Benchmarking is “measuring our performance against that of best-in-class companies, determining how the best-in-class achieve those performance levels and using the information as a basis for our own company’s targets, strategies and implementation.” Simply, it is “search of industry best practices that lead to superior performance”. Whereas best practices refers to the approaches that produce exceptional results, are usually innovative in terms of the use of technology or human resources and recognized by customers or industry experts.
Benchmark is a point of reference against which things are measured. In business, the reference points and standards can take many forms. They are measured by questions about the product or services.
The concept of benchmarking has been around for a long time. In 1800's, Francis Lowell, a New England colonist studied British textile mills and imported many ideas along with improvements he made for the burgeoning American textile mills.
It is believed that formally, benchmarking may have evolved in the 1950's when W. Edwards Deming taught the Japanese the idea of quality control. The method was rarely used in the United States until the early 1980's when IBM, Motorola and Xerox became the pioneers. Xerox is one of the best known examples of organizations that have implemented benchmarking.

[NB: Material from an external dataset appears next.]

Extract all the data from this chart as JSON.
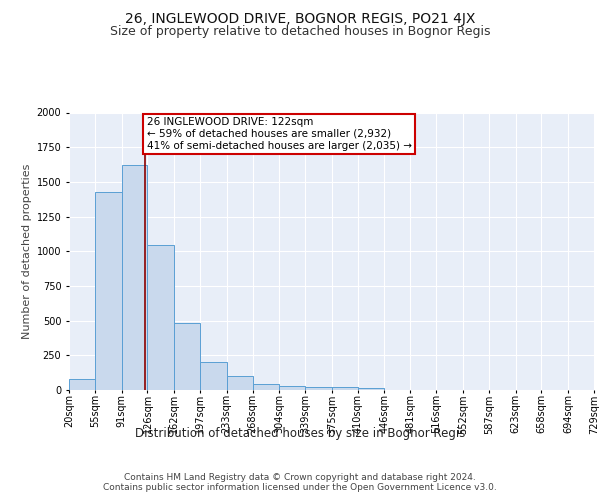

It promotes through understanding of the company's own processes i.e., the company current profile is well understood.
It involves limitation and adaptation of the practices of superior competitors, rather than invention thereby saving time and money for the company practicing benchmarking.
It enables comparison of performance measures in different dimensions, each with best practices for that particular measure.
It allows organisations to set realistic, rigorous new performance targets and this process helps convince people of the credibility of these targets.